Despite the strong headline numbers, “underlying details were rather mixed” and results from banks showed “the impact of economic activity slowdown,” Tan Boon Heng of Mizuho Bank said in a report.
The profit reports temporarily offset investor worries that repeated interest rate hikes by U.S., European and Asian central banks to control inflation that is at multi-decade highs might tip the global economy into recession.
That concern has helped to drag U.S. stocks into a bear market, or a decline of more than 20% by the S&P 500 from its January high.
In early trading, the FTSE in London edged 0.1% lower to 6,828.30 after British inflation surged to a 40-year high of 10.1% in September.
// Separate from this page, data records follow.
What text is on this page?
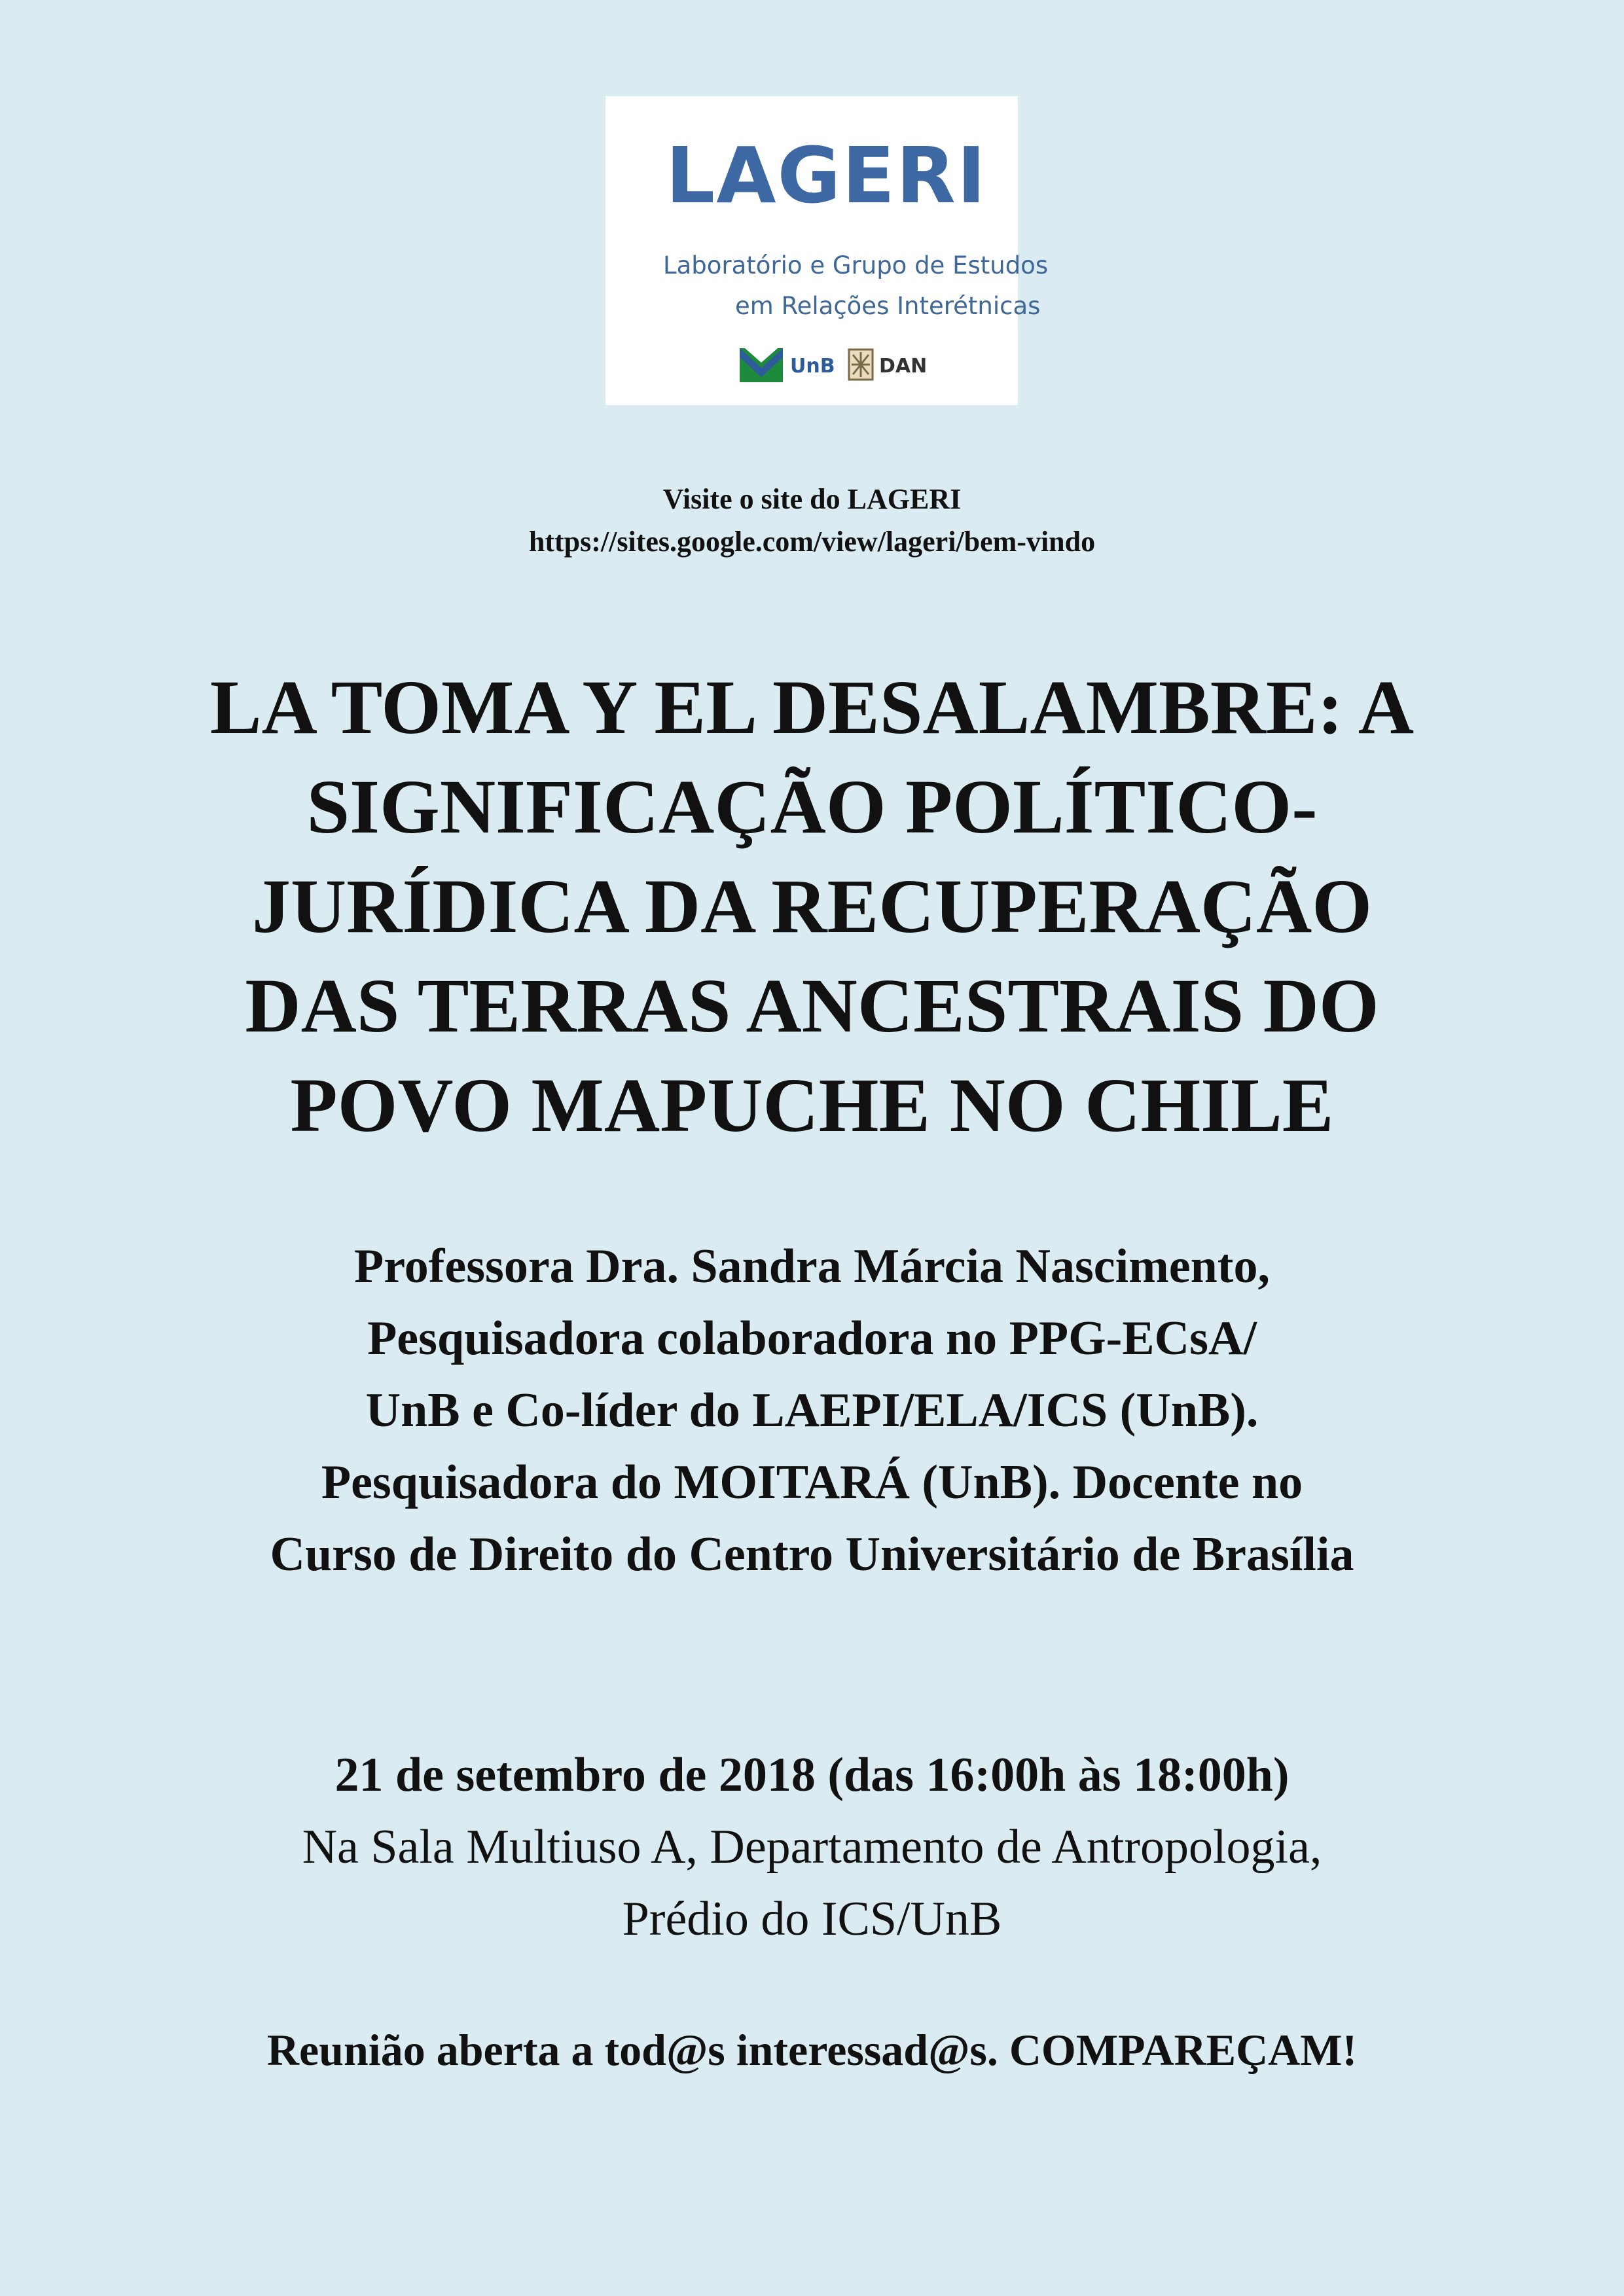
LAGERI
Laboratório e Grupo de Estudos
em Relações Interétnicas
UnB DAN
Visite o site do LAGERI
https://sites.google.com/view/lageri/bem-vindo
LA TOMA Y EL DESALAMBRE: A
SIGNIFICAÇÃO POLÍTICO-
JURÍDICA DA RECUPERAÇÃO
DAS TERRAS ANCESTRAIS DO
POVO MAPUCHE NO CHILE
Professora Dra. Sandra Márcia Nascimento,
Pesquisadora colaboradora no PPG-ECsA/
UnB e Co-líder do LAEPI/ELA/ICS (UnB).
Pesquisadora do MOITARÁ (UnB). Docente no
Curso de Direito do Centro Universitário de Brasília
21 de setembro de 2018 (das 16:00h às 18:00h)
Na Sala Multiuso A, Departamento de Antropologia,
Prédio do ICS/UnB
Reunião aberta a tod@s interessad@s. COMPAREÇAM!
That increases the likelihood the Bank of England will raise interest rates further and faster.
The DAX in Frankfurt edged less than 0.1% higher, to 12,774.20, while the CAC 40 in Paris climbed 0.4% to 6,091.57.
In Asian trading, the Shanghai Composite Index lost 1.2% to 3,044.38 while the Nikkei 225 in Tokyo gained 0.4% to 27,257.38. The Hang Seng in Hong Kong shed 2.4% to 16,511.28.
The Kospi in Seoul declined 0.6% to 2,237.44 and Sydney’s S&P-ASX 200 advanced 0.3% to 6,800.10.
India’s Sensex added 0.2% to 59,093.99. New Zealand and Jakarta advanced while Singapore and Bangkok declined.
In energy markets, benchmark U.S. crude gained 84 cents to $82.91 per barrel in electronic trading on the New York Mercantile Exchange. Brent crude, the price basis for international oil trading, picked up 62 cents to $90.65 per barrel in London.
The dollar rose to 149.46 yen from Tuesday’s 149.21 yen. The euro declined to 98.14 cents from 98.50 cents.